We present Logics-STEM, a state-of-the-art reasoning model fine-tuned on Logics-STEM-SFT-Dataset, a high-quality and diverse dataset at 10M scale that represents one of the largest-scale open-source long chain-of-thought corpora. Logics-STEM targets reasoning tasks in the domains of Science, Technology, Engineering, and Mathematics (STEM), and exhibits exceptional performance on STEM-related benchmarks with an average improvement of 4.68% over the next-best model at 8B scale. We attribute the gains to our data-algorithm co-design engine, where they are jointly optimized to fit a gold-standard distribution behind reasoning. Data-wise, the Logics-STEM-SFT-Dataset is constructed from a meticulously designed data curation engine with 5 stages to ensure the quality, diversity, and scalability, including annotation, deduplication, decontamination, distillation, and stratified sampling. Algorithm-wise, our failure-driven post-training framework leverages targeted knowledge retrieval and data synthesis around model failure regions in the Supervised Fine-tuning (SFT) stage to effectively guide the second-stage SFT or the reinforcement learning (RL) for better fitting the target distribution. The superior empirical performance of Logics-STEM reveals the vast potential of combining large-scale open-source data with carefully designed synthetic data, underscoring the critical role of data-algorithm co-design in enhancing reasoning capabilities through post-training. We make both the Logics-STEM models (8B and 32B) and the Logics-STEM-SFT-Dataset (10M and downsampled 2.2M versions) publicly available to support future research in the open-source community.
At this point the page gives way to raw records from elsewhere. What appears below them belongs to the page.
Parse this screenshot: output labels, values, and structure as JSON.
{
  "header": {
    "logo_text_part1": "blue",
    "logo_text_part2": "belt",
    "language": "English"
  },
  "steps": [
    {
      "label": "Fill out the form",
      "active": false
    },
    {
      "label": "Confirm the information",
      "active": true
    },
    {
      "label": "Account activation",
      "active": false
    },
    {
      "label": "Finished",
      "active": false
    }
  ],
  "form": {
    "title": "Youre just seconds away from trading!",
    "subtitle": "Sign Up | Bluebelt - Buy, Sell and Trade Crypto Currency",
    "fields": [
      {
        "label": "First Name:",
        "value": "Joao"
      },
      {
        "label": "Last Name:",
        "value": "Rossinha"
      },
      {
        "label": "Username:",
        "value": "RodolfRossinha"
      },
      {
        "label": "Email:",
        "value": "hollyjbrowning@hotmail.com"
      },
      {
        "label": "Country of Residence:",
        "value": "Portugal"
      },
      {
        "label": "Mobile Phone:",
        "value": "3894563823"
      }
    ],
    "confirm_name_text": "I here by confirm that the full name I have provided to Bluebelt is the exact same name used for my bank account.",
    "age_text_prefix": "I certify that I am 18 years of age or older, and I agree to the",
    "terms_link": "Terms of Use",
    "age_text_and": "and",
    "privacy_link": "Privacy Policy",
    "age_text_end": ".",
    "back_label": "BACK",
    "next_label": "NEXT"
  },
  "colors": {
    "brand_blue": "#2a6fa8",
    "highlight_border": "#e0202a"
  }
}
翻译：我们提出了Logics-STEM，这是一个在Logics-STEM-SFT-Dataset上微调得到的最先进推理模型。该数据集规模达1000万，质量高且多样，是最大规模的开源长链思维语料库之一。Logics-STEM专注于科学、技术、工程和数学（STEM）领域的推理任务，并在STEM相关基准测试中展现出卓越性能，在80亿参数规模上，其平均性能比次优模型提升了4.68%。我们将性能提升归因于我们的数据-算法协同设计引擎，其中两者被联合优化以拟合推理背后的黄金标准分布。在数据方面，Logics-STEM-SFT-Dataset是通过一个精心设计的包含5个阶段的数据策展引擎构建的，以确保质量、多样性和可扩展性，这五个阶段包括标注、去重、去污、蒸馏和分层采样。在算法方面，我们的失败驱动后训练框架，在监督微调阶段，利用围绕模型失败区域的目标知识检索和数据合成，来有效指导第二阶段的监督微调或强化学习，以更好地拟合目标分布。Logics-STEM卓越的实证性能揭示了将大规模开源数据与精心设计的合成数据相结合的巨大潜力，并强调了数据-算法协同设计在通过后训练增强推理能力方面的关键作用。我们将Logics-STEM模型（80亿和320亿参数版本）以及Logics-STEM-SFT-Dataset（1000万和下采样220万版本）公开发布，以支持开源社区的未来研究。